Durch das geöffnete Fenster höre ich jetzt verstärkt - und für die Uhrzeit etwas ungewöhnlich - regen Flug bzw. Helikopterverkehr.



Möglicherweise fliegt die Kanzlerin von einem Außen Termin wieder gen Kanzleramt durch die Nacht. Vielleicht landet gerade aber auch ein Hubschrauber auf dem Krankenhausdach in unserer Nähe.



Ich stelle mir vor wie es wäre, diese Luftgeräusche über mir ständig zu hören. Mir permanent über eine potentiell tödliche Gefahrenquelle bewusst sein zu müssen.



Dann kommt mir ein unfassbarer Gedanke:



Was wäre, wenn ... ?



... wenn ich Jüdin und der weltbeste Mann Palästinenser wäre? Oder ich Palästinenserin und er Jude?

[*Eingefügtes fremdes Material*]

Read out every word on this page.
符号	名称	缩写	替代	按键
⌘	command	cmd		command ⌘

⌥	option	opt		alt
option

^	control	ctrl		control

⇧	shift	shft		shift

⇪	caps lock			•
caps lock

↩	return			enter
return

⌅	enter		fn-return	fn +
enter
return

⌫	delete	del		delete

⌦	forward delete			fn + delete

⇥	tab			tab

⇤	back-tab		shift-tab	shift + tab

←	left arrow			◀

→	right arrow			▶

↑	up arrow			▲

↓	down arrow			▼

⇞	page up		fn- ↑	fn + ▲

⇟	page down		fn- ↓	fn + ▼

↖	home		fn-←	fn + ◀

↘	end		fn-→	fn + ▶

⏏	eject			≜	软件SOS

Hätten wir uns dann jemals näher kennengelernt, geschweige denn geheiratet? Denn wir beide - als pure Menschen - verstehen doch einander grundsätzlich sehr gut.



Eine Sekunde zögere ich noch - dann wage ich etwas, wofür ich noch büßen werde.



Ich wecke den weltbesten Mann - scheinbar ohne erkennbaren Grund. Für eine Antwort, die ich mir in meinen Gedanken schon fast selbst gegeben habe:



Ich: "Schnuffi?"



Er: "Hhhhhmmm ..."



Ich: "Bist du wach?"



Er: "Hhhhhhhhmmm ..."



Ich: "Hätten wir uns jemals ineinander verliebt - wenn ich Jüdin und du Palästinenser oder umgekehrt gewesen wären?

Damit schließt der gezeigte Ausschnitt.